Ван Гог смотрит на мертвое лицо. Уже сменились кадры и закончился информационный выпуск. А у него всё стоит перед глазами показанный в новостях убитый Сережка Павлин тихий скромный мальчик с соседского двора. У давно повзрослевшего заросшего черной щетиной Сережки, мертвые залитые кровью глаза. Как же так? Они же в одну школу ходили! Он же его папу и маму знает. А с моими родителями, что? А другие повстанцы? Их лица не показывали только трупы, много трупов. Зато транслировали упитанные морды добровольцев из вспомогательных карательных частей миротворческого корпуса. Довольные они позируют перед камерами, откровенно делятся с задающим им вопросы журналистом TNN самым сокровенным, количеством получаемого ими жалования.

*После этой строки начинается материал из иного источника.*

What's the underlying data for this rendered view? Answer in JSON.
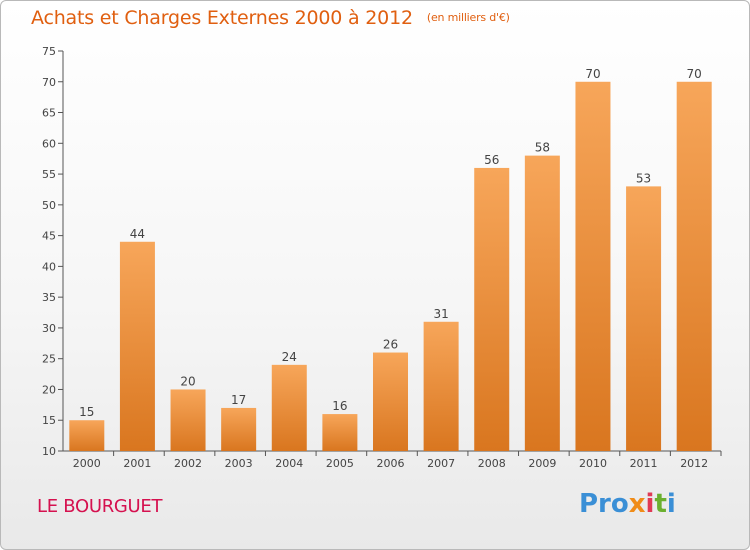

Зачем? Зачем ему-то переживать? Он живет теперь в другой стране. Он сыт, доволен, успешен. А эти? Да они сами всё просрали, пусть теперь сами и ползают и дохнут в своем дерьме.
-- Выпей!
Это когда же она успела сбегать до домашнего бара и принести ему пузатый стеклянный бокал на треть наполненный дорогим янтарного цвета коллекционным коньяком.
-- Пожалуйста выпей Ван Гог, тебе сейчас необходимо выпить, - дрожащим голосом повторяет его менеджер, его жена с который он заключил весьма выгодный для обоих контракт.
Вот только почему у нее сильно дрожит голос и стали такими встревоженными просто больными глаза? Разве в контракте это предусмотрено? Нет. В контракте у каждого свой счёт в банке, полученные от дизайн - проектов и картин деньги делятся в равных долях. Оплата расходов за квартиру и студию пополам. Обедают и ужинают они в хорошем недорогом ресторанчике, где у каждого свой кредит. Очень удобно. Она его удовлетворяет, он ее. Тут всё в полном порядке, никто никому ничего не обязан. Прекрасные цивилизованные отношения. Главное, выгодные, обоим.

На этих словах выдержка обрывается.